Biological tools, robotic automation, and improved computation, among other technological advances, have all played a role in advancing the field of drug discovery and development, Gibson said. AI is simply a critical contributor to these improvements.
What can’t AI do?
AI systems cannot yet accomplish every part of the drug development process alone, particularly in the late stages. Returning to Gibson’s automobile-manufacturing analogy, he says the drug discovery space is currently at the point the Ford Motor Company was when founder Henry Ford quipped, “Any customer can have a car painted any color that he wants so long as it’s black.”
“We’re in the early days where there’s less flexibility in some of these datasets, but they’re built in a standardized way that allows machine learning to take off,” Gibson said.
In June, Insilico Medicine began clinical trials for what Zhavoronkov told CNBC was “the first fully generative AI drug to reach human clinical trials.” The drug, INS018_055, aims to treat idiopathic pulmonary fibrosis, a chronic lung disease, and reportedly relies on both an AI-discovered target and an AI-generated design.
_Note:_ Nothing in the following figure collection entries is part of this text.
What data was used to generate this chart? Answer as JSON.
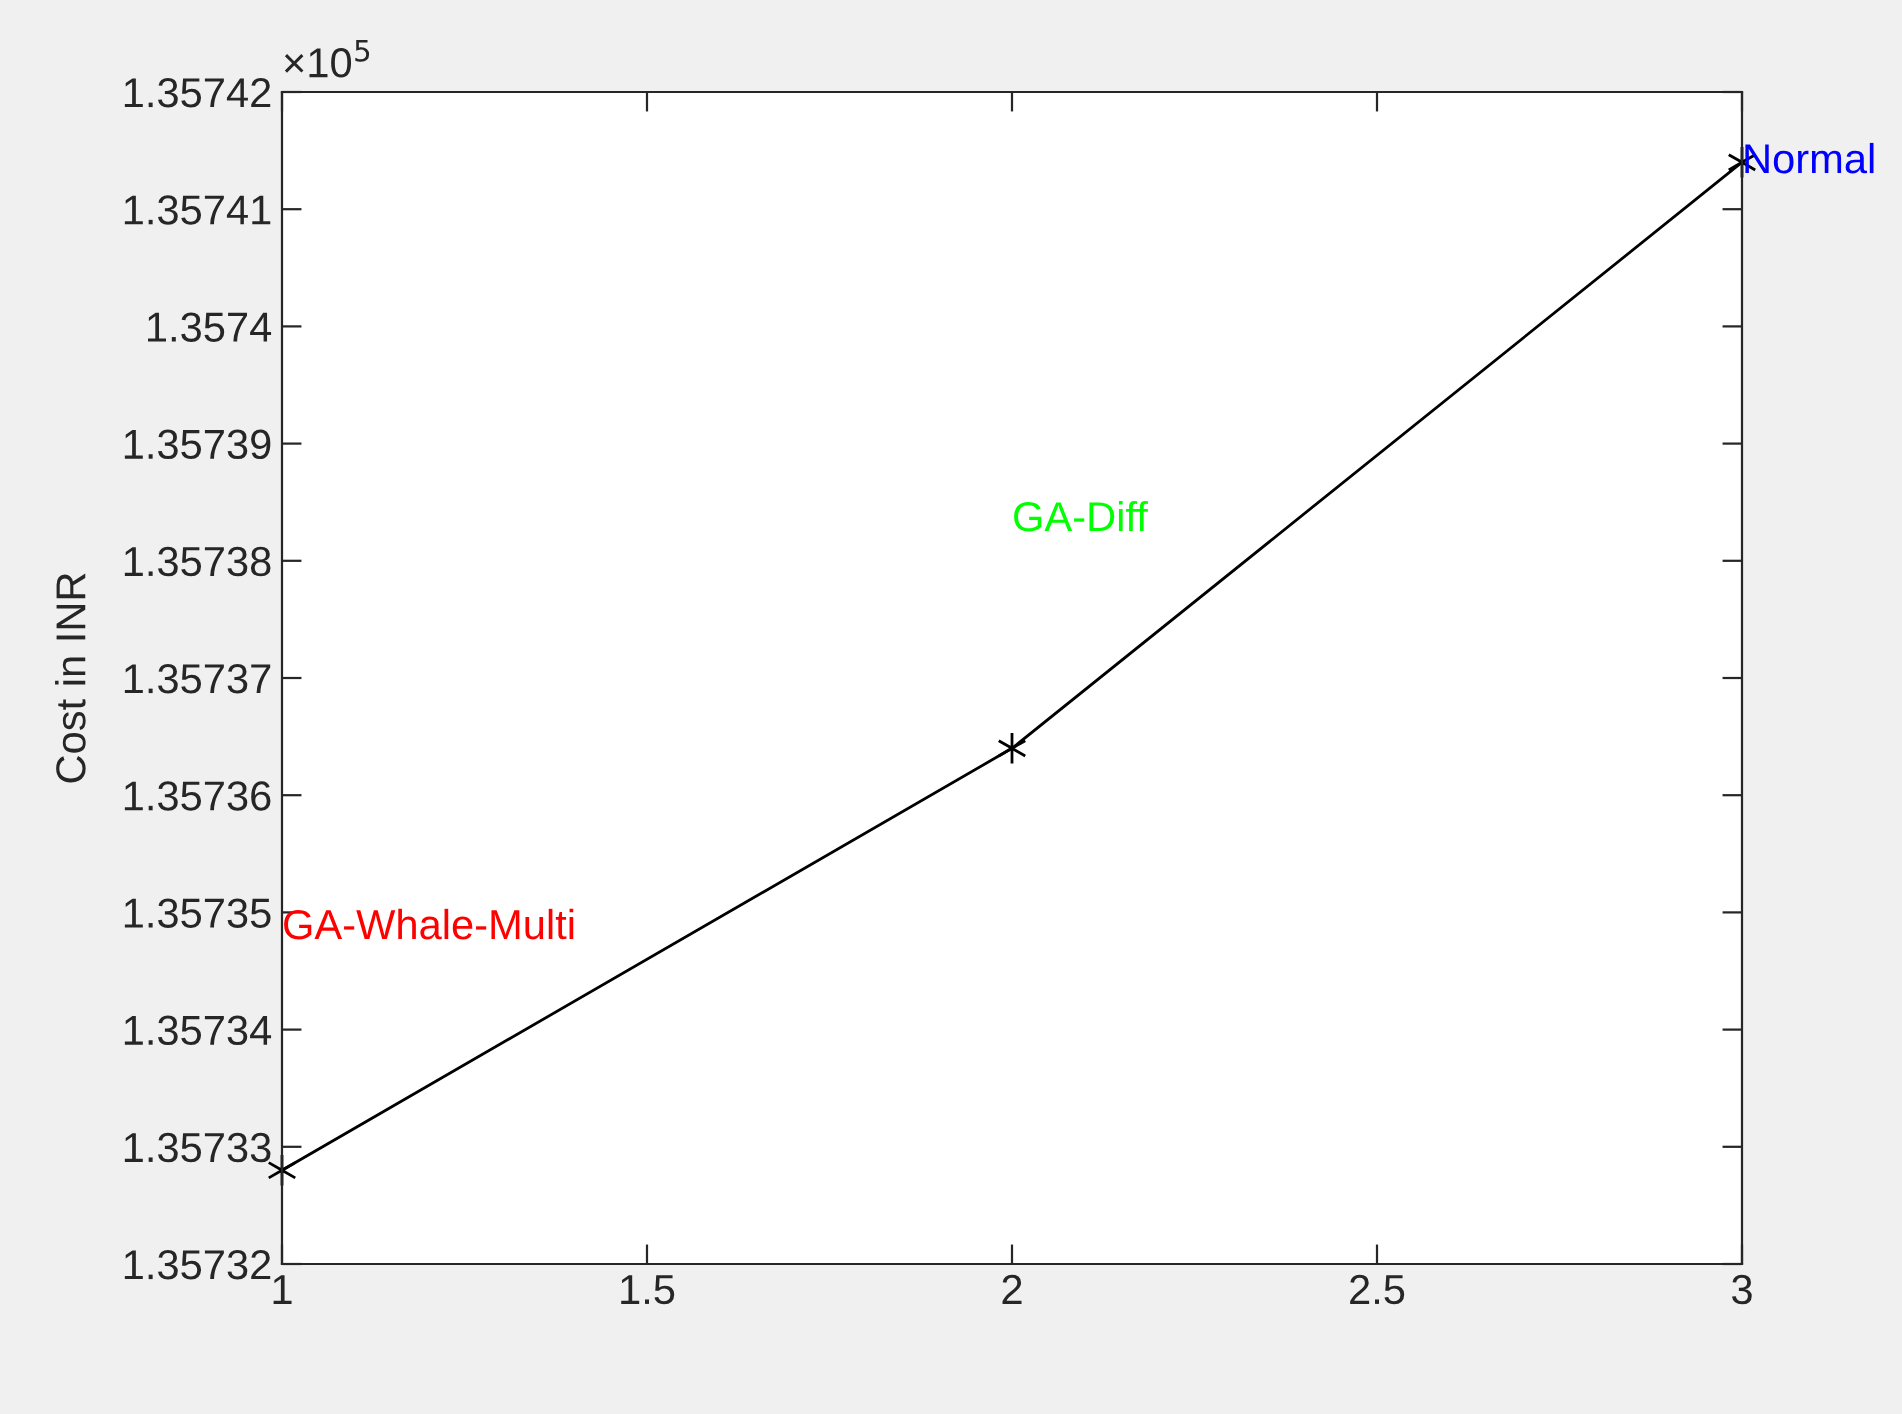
{
  "chart_data": {
    "type": "line",
    "ylabel": "Cost in INR",
    "x": [
      1,
      2,
      3
    ],
    "series": [
      {
        "color": "#000000",
        "values": [
          1.357328,
          1.357364,
          1.357414
        ]
      }
    ],
    "marker": "cross",
    "line_style": "solid",
    "grid": false,
    "legend": false,
    "xlim": [
      1,
      3
    ],
    "xticks": [
      1,
      1.5,
      2,
      2.5,
      3
    ],
    "ylim": [
      1.35732,
      1.35742
    ],
    "yticks": [
      1.35732,
      1.35733,
      1.35734,
      1.35735,
      1.35736,
      1.35737,
      1.35738,
      1.35739,
      1.3574,
      1.35741,
      1.35742
    ],
    "annotations": [
      "×10$^{5}$",
      "GA-Whale-Multi",
      "GA-Diff",
      "Normal"
    ]
  }
}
Insilico even uses robots in their target discovery lab to develop their small-molecule drug candidates.
Drug candidates typically require at minimum six or seven years to pass through all the necessary human trials, said Zhavoronkov, and the first truly AI-generated drug candidates only started popping up about four years ago. “That is the reason why we haven’t seen AI-generated drugs on the market,” he said. “Many of those drugs that are true AI drugs, they were created just a couple years ago, so they didn’t have the time to get into the human clinical trials. We are I think the first one with a true generative AI drug.”
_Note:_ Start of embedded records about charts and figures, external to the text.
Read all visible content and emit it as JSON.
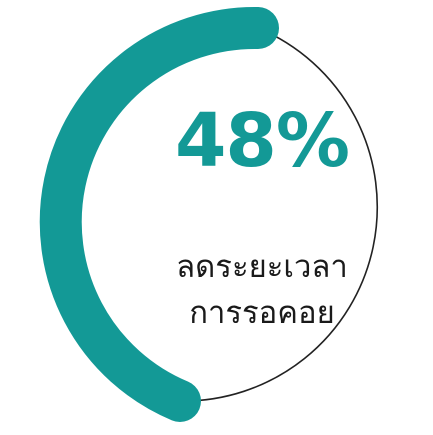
{
  "stat": {
    "value": "48%",
    "caption_line1": "ลดระยะเวลา",
    "caption_line2": "การรอคอย",
    "progress_fraction": 0.48
  },
  "colors": {
    "accent": "#139996",
    "outline": "#222222",
    "caption": "#1a1a1a",
    "background": "#ffffff"
  }
}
Still, according to Gibson, we are far from removing people entirely from the drug discovery process. “What’s important to know is that [machine learning and AI] is an incredible tool and, used well, it can help us with many steps in the process. The idea that somebody hits ‘enter’ on an AI algorithm and a drug just pops out, I believe that is a fallacy,” said Gibson. “I am confident no such technology exists today.”
According to Chaudhuri, questions of reliability are a major limiting factor in expanding the role of AI in the medical field. “To deploy AI systems in safety-critical domains, for example, real-time decision-making in health care, you need to trust them,” he said. “But how do you trust a system like GPT-4, which gives you reasonable-sounding answers one minute and complete lies in the next?”
And the truth is, it’s not clear yet when people should put their full trust in the machine’s decision-making processes, Barzilay said. No one needs a person to double-check that the products recommended to them by an Amazon algorithm align with their shopping needs, but medical decisions carry far more weight.
Even with current limitations, however, experts see a great deal of promise in medical AI. “Today, we are paying several billion dollars for each molecule that goes into a drug. It’s unsustainable,” Barzilay said. “There are still a lot of diseases for which we don’t have good drugs, or even for diseases for which we do have approved drugs but we have a whole bunch of side effects.” For example, she said, the breast cancer treatment drug Tamoxifen, while often necessary, comes with a host of harmful side effects, including brain problems.
“What [Tamoxifen] shows to us is we’re nowhere close to where we want to be because of how we develop drugs,” Barzilay said. She believes AI, however, can change the process for the better: “I really think that machine learning should be part of each one of these processes. And I hope and believe that in five or 10 years, drug discovery will be different.”